At baseline, study participants had a mean age of 44.5 – 49.9 years, and mean PROMIS Fatigue (MS) 8b T-score of 57.4 – 59.9. Three anchors met criteria and were used in the MID analysis [ i.e. PROMIS GHS fatigue question, GHS PHC global question, and the Fatigue Severity Scale]. The standard error of measurement [SD * √ (1 – reliability)] of baseline T-scores was 2.8. A score change of 3.4 – 4.0 points is proposed as MID criteria for minimal improvement or worsening in fatigue. A heatmap facilitating interpretation of scores based on fatigue concerns on individual items was developed. For example, a T-score of 60 represents a fatigue level characterized by (often) getting tired easily, (sometimes) being too tired to think clearly, and (some-) interference with physical functioning, in the last 7 days.

Conclusions

This research extends the evidence underpinning the applicability of the PROMIS Fatigue (MS) 8b in routine clinical practice and clinical research. The score interpretation guide may aid the integration of PROMIS scores into clinical decision-making as well as facilitate clinician-patient communication.

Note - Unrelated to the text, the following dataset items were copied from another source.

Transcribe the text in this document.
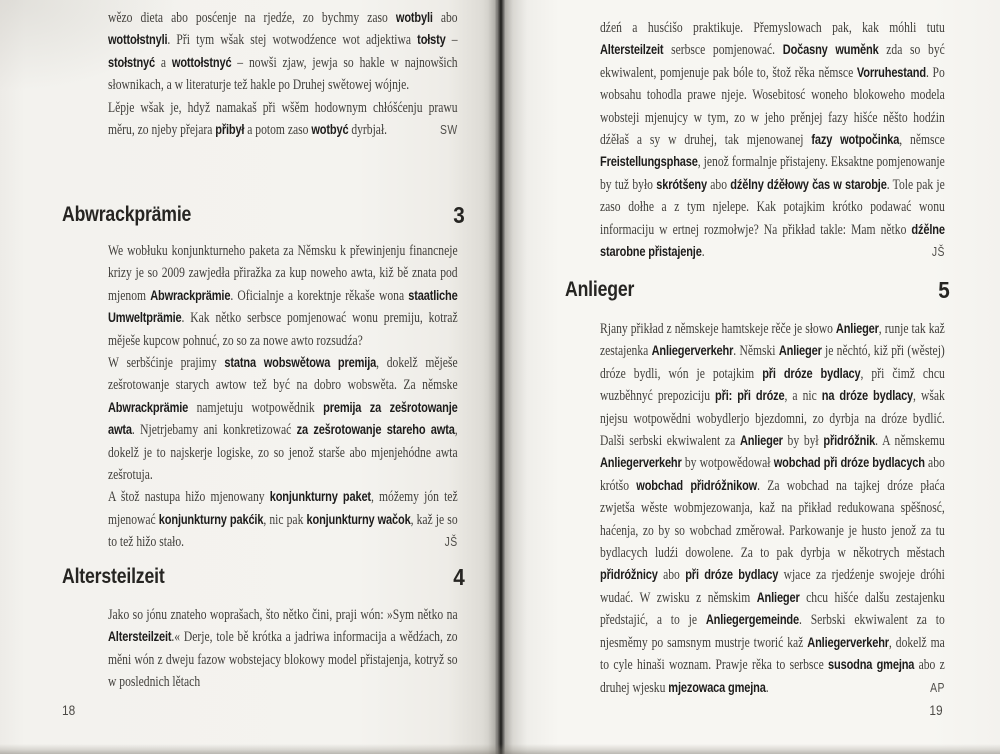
wězo dieta abo posćenje na rjedźe, zo bychmy zaso wotbyli abo wottołstnyli. Při tym wšak stej wotwodźence wot adjektiwa tołsty – stołstnyć a wottołstnyć – nowši zjaw, jewja so hakle w najnowšich słownikach, a w literaturje tež hakle po Druhej swětowej wójnje.

Lěpje wšak je, hdyž namakaš při wšěm hodownym chłóšćenju prawu měru, zo njeby přejara přibył a potom zaso wotbyć dyrbjał.	SW

Abwrackprämie	3

We wobłuku konjunkturneho paketa za Němsku k přewinjenju financneje krizy je so 2009 zawjedła přiražka za kup noweho awta, kiž bě znata pod mjenom Abwrackprämie. Oficialnje a korektnje rěkaše wona staatliche Umweltprämie. Kak nětko serbsce pomjenować wonu premiju, kotraž měješe kupcow pohnuć, zo so za nowe awto rozsudźa?

W serbšćinje prajimy statna wobswětowa premija, dokelž měješe zešrotowanje starych awtow tež być na dobro wobswěta. Za němske Abwrackprämie namjetuju wotpowědnik premija za zešrotowanje awta. Njetrjebamy ani konkretizować za zešrotowanje stareho awta, dokelž je to najskerje logiske, zo so jenož starše abo mjenjehódne awta zešrotuja.

A štož nastupa hižo mjenowany konjunkturny paket, móžemy jón tež mjenować konjunkturny pakćik, nic pak konjunkturny wačok, kaž je so to tež hižo stało.	JŠ

Altersteilzeit	4

Jako so jónu znateho woprašach, što nětko čini, praji wón: »Sym nětko na Altersteilzeit.« Derje, tole bě krótka a jadriwa informacija a wědźach, zo měni wón z dweju fazow wobstejacy blokowy model přistajenja, kotryž so w poslednich lětach

18

dźeń a husćišo praktikuje. Přemyslowach pak, kak móhli tutu Altersteilzeit serbsce pomjenować. Dočasny wuměnk zda so być ekwiwalent, pomjenuje pak bóle to, štož rěka němsce Vorruhestand. Po wobsahu tohodla prawe njeje. Wosebitosć woneho blokoweho modela wobsteji mjenujcy w tym, zo w jeho prěnjej fazy hišće něšto hodźin dźěłaš a sy w druhej, tak mjenowanej fazy wotpočinka, němsce Freistellungsphase, jenož formalnje přistajeny. Eksaktne pomjenowanje by tuž było skrótšeny abo dźělny dźěłowy čas w starobje. Tole pak je zaso dołhe a z tym njelepe. Kak potajkim krótko podawać wonu informaciju w ertnej rozmołwje? Na přikład takle: Mam nětko dźělne starobne přistajenje.	JŠ

Anlieger	5

Rjany přikład z němskeje hamtskeje rěče je słowo Anlieger, runje tak kaž zestajenka Anliegerverkehr. Němski Anlieger je něchtó, kiž při (wěstej) dróze bydli, wón je potajkim při dróze bydlacy, při čimž chcu wuzběhnyć prepoziciju při: při dróze, a nic na dróze bydlacy, wšak njejsu wotpowědni wobydlerjo bjezdomni, zo dyrbja na dróze bydlić. Dalši serbski ekwiwalent za Anlieger by był přidróžnik. A němskemu Anliegerverkehr by wotpowědował wobchad při dróze bydlacych abo krótšo wobchad přidróžnikow. Za wobchad na tajkej dróze płaća zwjetša wěste wobmjezowanja, kaž na přikład redukowana spěšnosć, haćenja, zo by so wobchad změrował. Parkowanje je husto jenož za tu bydlacych ludźi dowolene. Za to pak dyrbja w někotrych městach přidróžnicy abo při dróze bydlacy wjace za rjedźenje swojeje dróhi wudać. W zwisku z němskim Anlieger chcu hišće dalšu zestajenku předstajić, a to je Anliegergemeinde. Serbski ekwiwalent za to njesměmy po samsnym mustrje tworić kaž Anliegerverkehr, dokelž ma to cyle hinaši woznam. Prawje rěka to serbsce susodna gmejna abo z druhej wjesku mjezowaca gmejna.	AP

19
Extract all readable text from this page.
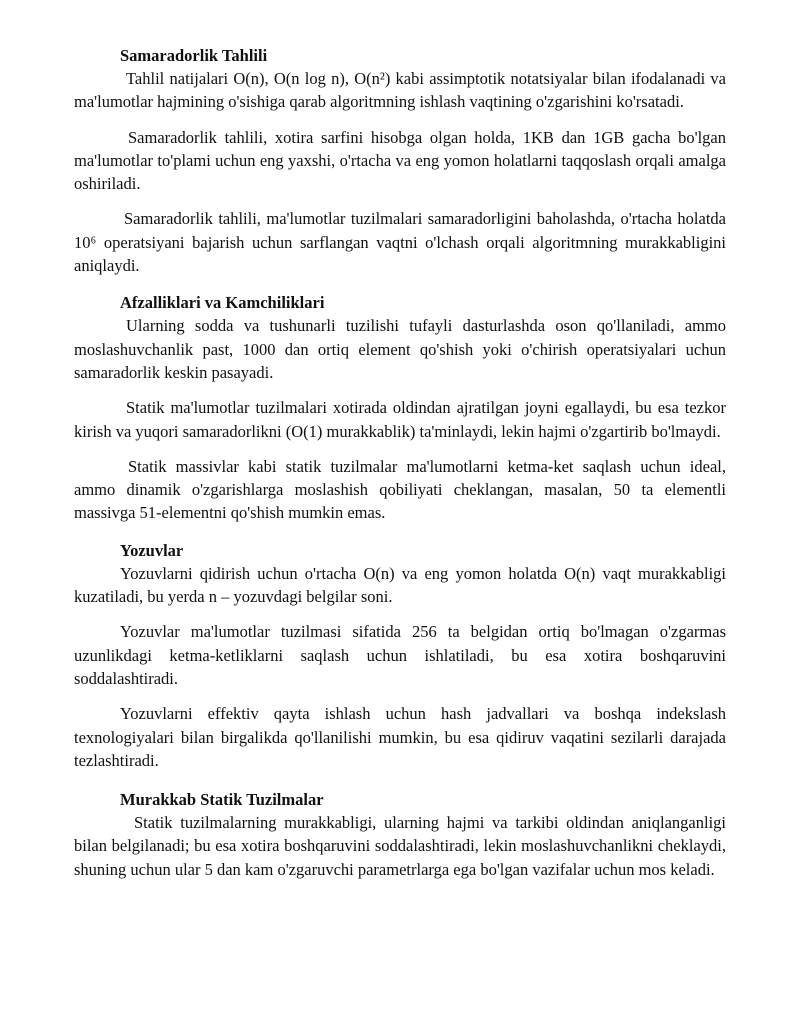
Samaradorlik Tahlili

Tahlil natijalari O(n), O(n log n), O(n²) kabi assimptotik notatsiyalar bilan ifodalanadi va ma'lumotlar hajmining o'sishiga qarab algoritmning ishlash vaqtining o'zgarishini ko'rsatadi.

Samaradorlik tahlili, xotira sarfini hisobga olgan holda, 1KB dan 1GB gacha bo'lgan ma'lumotlar to'plami uchun eng yaxshi, o'rtacha va eng yomon holatlarni taqqoslash orqali amalga oshiriladi.

Samaradorlik tahlili, ma'lumotlar tuzilmalari samaradorligini baholashda, o'rtacha holatda 10⁶ operatsiyani bajarish uchun sarflangan vaqtni o'lchash orqali algoritmning murakkabligini aniqlaydi.

Afzalliklari va Kamchiliklari

Ularning sodda va tushunarli tuzilishi tufayli dasturlashda oson qo'llaniladi, ammo moslashuvchanlik past, 1000 dan ortiq element qo'shish yoki o'chirish operatsiyalari uchun samaradorlik keskin pasayadi.

Statik ma'lumotlar tuzilmalari xotirada oldindan ajratilgan joyni egallaydi, bu esa tezkor kirish va yuqori samaradorlikni (O(1) murakkablik) ta'minlaydi, lekin hajmi o'zgartirib bo'lmaydi.

Statik massivlar kabi statik tuzilmalar ma'lumotlarni ketma-ket saqlash uchun ideal, ammo dinamik o'zgarishlarga moslashish qobiliyati cheklangan, masalan, 50 ta elementli massivga 51-elementni qo'shish mumkin emas.

Yozuvlar

Yozuvlarni qidirish uchun o'rtacha O(n) va eng yomon holatda O(n) vaqt murakkabligi kuzatiladi, bu yerda n – yozuvdagi belgilar soni.

Yozuvlar ma'lumotlar tuzilmasi sifatida 256 ta belgidan ortiq bo'lmagan o'zgarmas uzunlikdagi ketma-ketliklarni saqlash uchun ishlatiladi, bu esa xotira boshqaruvini soddalashtiradi.

Yozuvlarni effektiv qayta ishlash uchun hash jadvallari va boshqa indekslash texnologiyalari bilan birgalikda qo'llanilishi mumkin, bu esa qidiruv vaqatini sezilarli darajada tezlashtiradi.

Murakkab Statik Tuzilmalar

Statik tuzilmalarning murakkabligi, ularning hajmi va tarkibi oldindan aniqlanganligi bilan belgilanadi; bu esa xotira boshqaruvini soddalashtiradi, lekin moslashuvchanlikni cheklaydi, shuning uchun ular 5 dan kam o'zgaruvchi parametrlarga ega bo'lgan vazifalar uchun mos keladi.
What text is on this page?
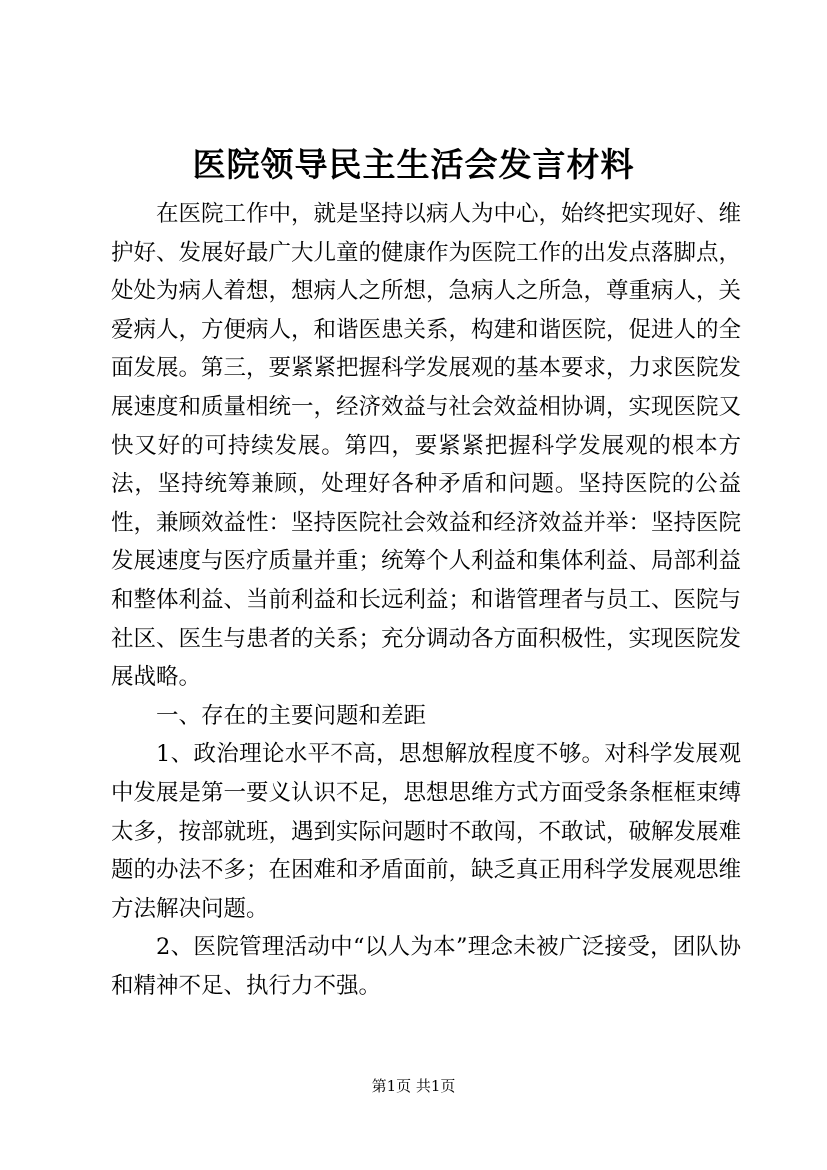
医院领导民主生活会发言材料

在医院工作中，就是坚持以病人为中心，始终把实现好、维护好、发展好最广大儿童的健康作为医院工作的出发点落脚点，处处为病人着想，想病人之所想，急病人之所急，尊重病人，关爱病人，方便病人，和谐医患关系，构建和谐医院，促进人的全面发展。第三，要紧紧把握科学发展观的基本要求，力求医院发展速度和质量相统一，经济效益与社会效益相协调，实现医院又快又好的可持续发展。第四，要紧紧把握科学发展观的根本方法，坚持统筹兼顾，处理好各种矛盾和问题。坚持医院的公益性，兼顾效益性：坚持医院社会效益和经济效益并举：坚持医院发展速度与医疗质量并重；统筹个人利益和集体利益、局部利益和整体利益、当前利益和长远利益；和谐管理者与员工、医院与社区、医生与患者的关系；充分调动各方面积极性，实现医院发展战略。

一、存在的主要问题和差距

1、政治理论水平不高，思想解放程度不够。对科学发展观中发展是第一要义认识不足，思想思维方式方面受条条框框束缚太多，按部就班，遇到实际问题时不敢闯，不敢试，破解发展难题的办法不多；在困难和矛盾面前，缺乏真正用科学发展观思维方法解决问题。

2、医院管理活动中“以人为本”理念未被广泛接受，团队协和精神不足、执行力不强。

第1页 共1页
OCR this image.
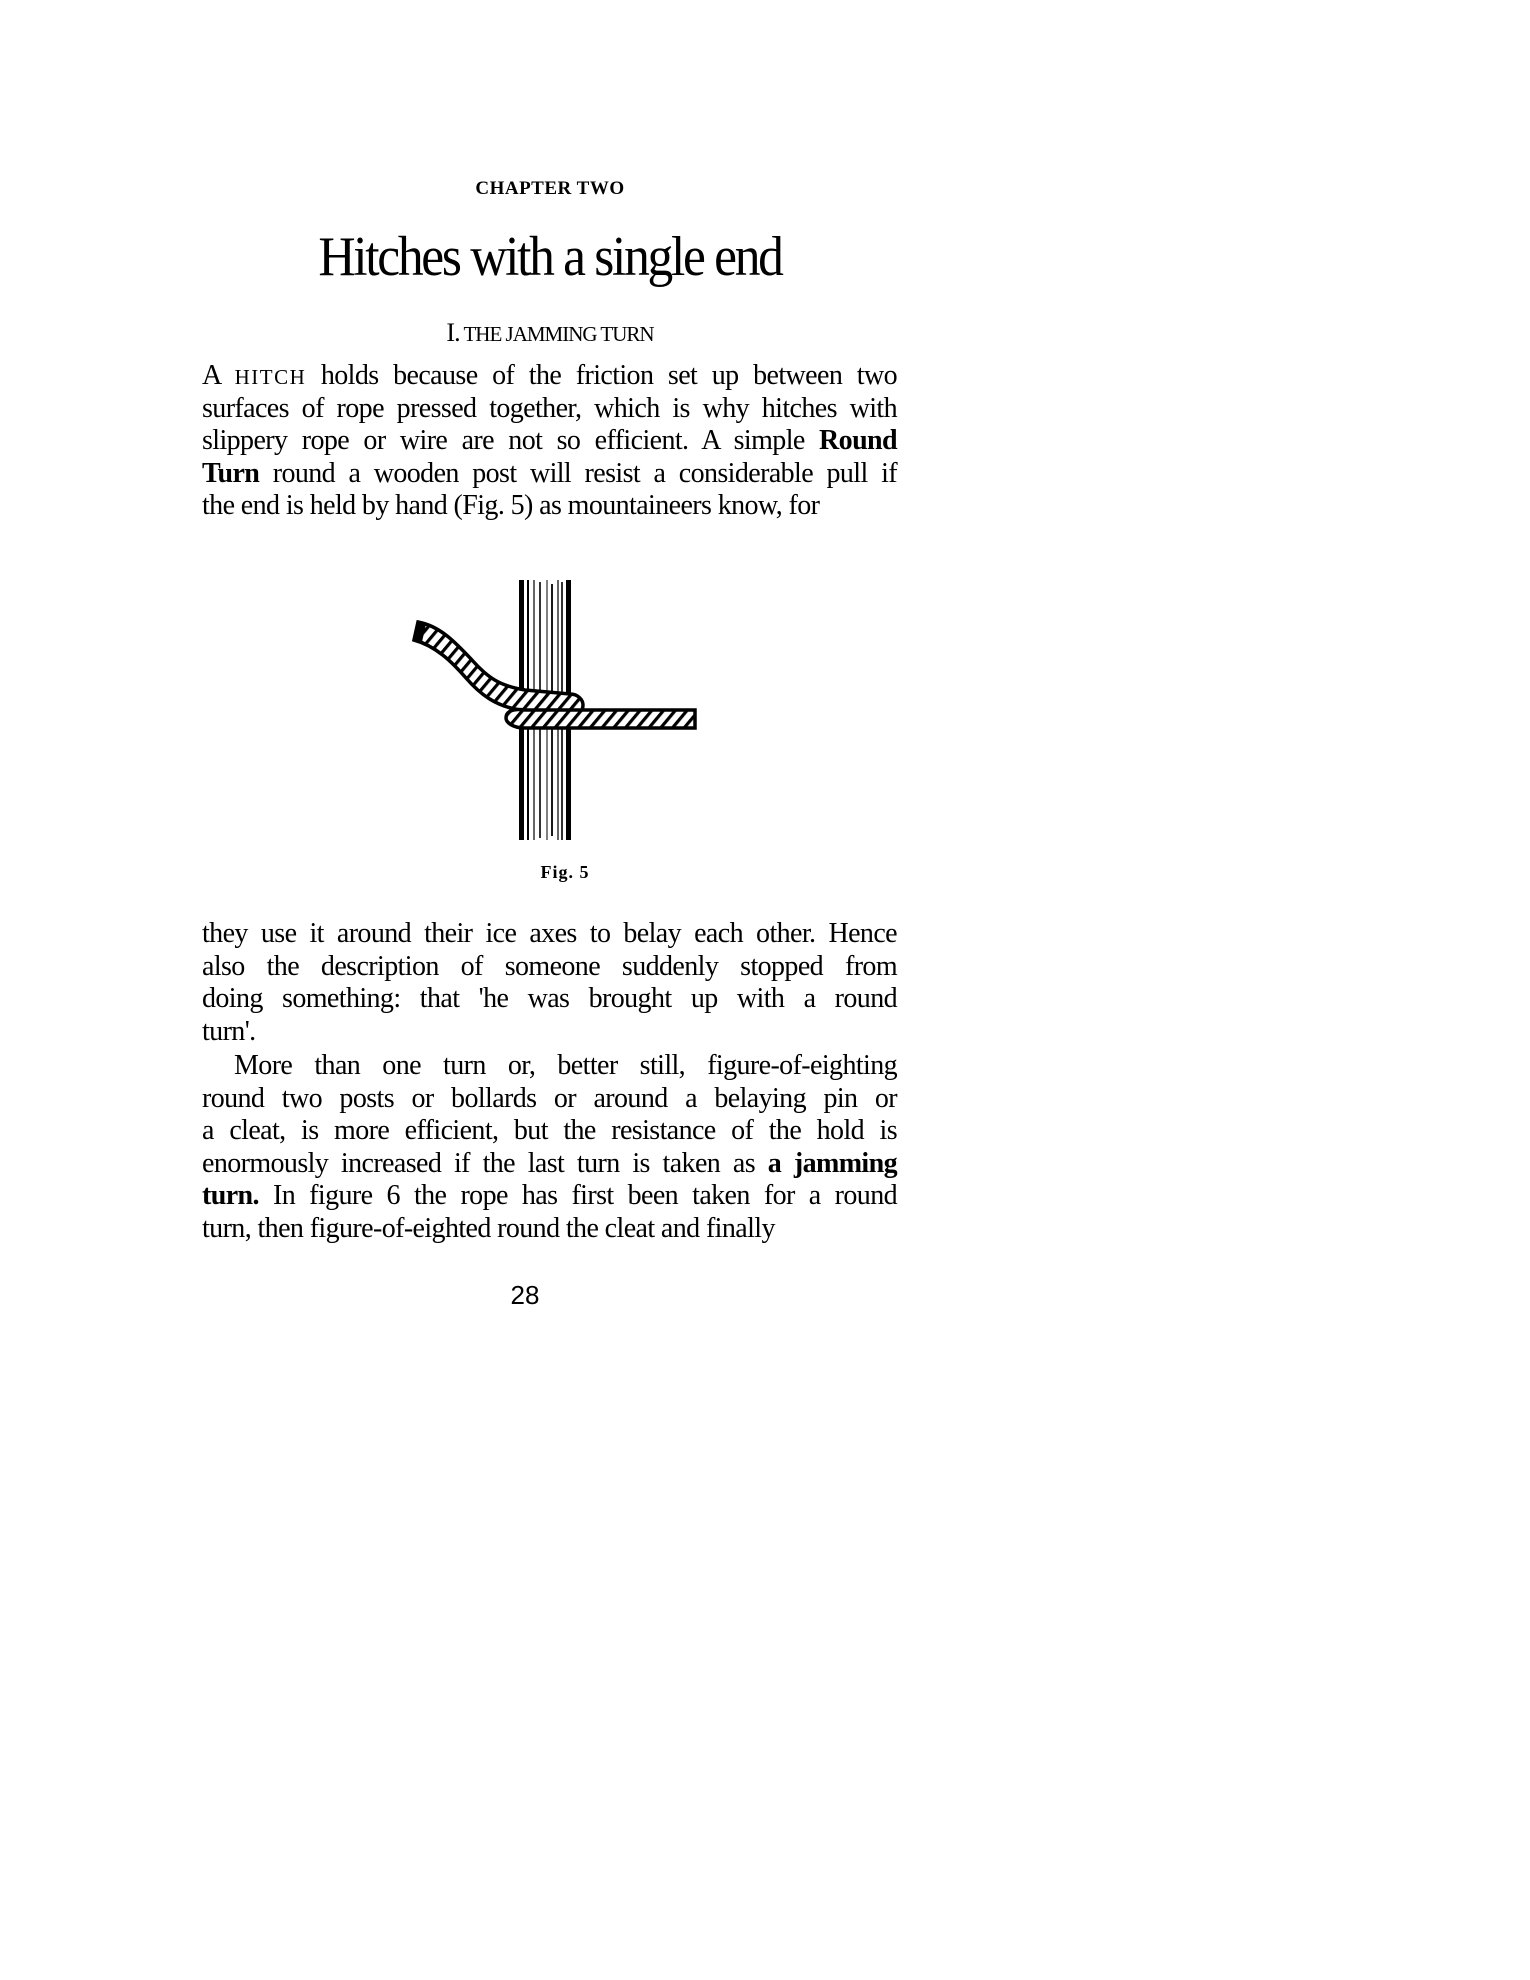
CHAPTER TWO
Hitches with a single end
I. THE JAMMING TURN
A HITCH holds because of the friction set up between two
surfaces of rope pressed together, which is why hitches with
slippery rope or wire are not so efficient. A simple Round
Turn round a wooden post will resist a considerable pull if
the end is held by hand (Fig. 5) as mountaineers know, for
Fig. 5
they use it around their ice axes to belay each other. Hence
also the description of someone suddenly stopped from
doing something: that 'he was brought up with a round
turn'.
More than one turn or, better still, figure-of-eighting
round two posts or bollards or around a belaying pin or
a cleat, is more efficient, but the resistance of the hold is
enormously increased if the last turn is taken as a jamming
turn. In figure 6 the rope has first been taken for a round
turn, then figure-of-eighted round the cleat and finally
28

MID estimates will be useful in evaluating fatigue over time.

Background

There is need to respond to the challenges of developing a robust measurement technique for self-reporting of the level of physical functioning by patients with multiple sclerosis (MS) to help with identifying strategies for improving such outcome. The emergence of the NIH PROMIS item banks has opened new possibilities for developing instruments that are brief, optimally targeted and, potentially, have high precision. This holds promise for addressing unmet measurement needs in MS populations e.g. subtle physical disability changes.

Objectives

To describe the development, validity and applicability of a multiple sclerosis (MS)-specific PROMIS short form for use in relapsing and progressive MS types, the PROMIS SF v2.1 – Physical Function (MS) 15a.

Methods

A mixed-methods sequential design was followed in this research. Step (1) Concept elicitation (CE) interviews were carried out with MS patients (n=14). Step (2) results from the interviews were mapped to the PROMIS physical function item bank, to identify items relevant for MS patients. Subsequently, neurologists (n=6) rated the relevance of the item pool. Step (3) cognitive debriefing (CD) interviews were performed with MS patients to confirm the comprehensiveness, relevance and language clarity of the draft short form (n=48). Step (4) Further item reduction and psychometric evaluation was performed in two observational studies [cross-sectional study at two MS tertiary centers, n=296 (US); 96-week longitudinal study in UK MS Register cohort, n=558 (UK)].

Results

The initial item shortlist (48 items) from the NIH PROMIS item bank was revised in sequential steps, considering 1) optimization of coverage of the underlying concept, 2) results from CD interviews and 3) results from psychometric item-level analysis. Fifteen items were retained in the final short form.

Cronbach’s alpha (> 0.9) and ICC of test-retest scores (5 to 27 days) (> 0.9) indicated the short form’s strong reliability. Convergence validity was demonstrated by moderate-to-strong correlations with related PRO measures as well the EDSS (rho = ± 0.5 to 0.9). The short form discriminated between groups of patients according to levels of physical health and other criteria. A score banding system referencing responses on the individual items as anchors, was generated, to facilitate meaningful score interpretation.

Conclusions

The PROMIS PF (MS) 15a is a reliable and valid short form for assessing physical function with self-report in people living with MS. The inclusion of input from MS patients and neurologists during its qualitative phase of development, ensured comprehensiveness and relevance for both relapsing and progressive MS types.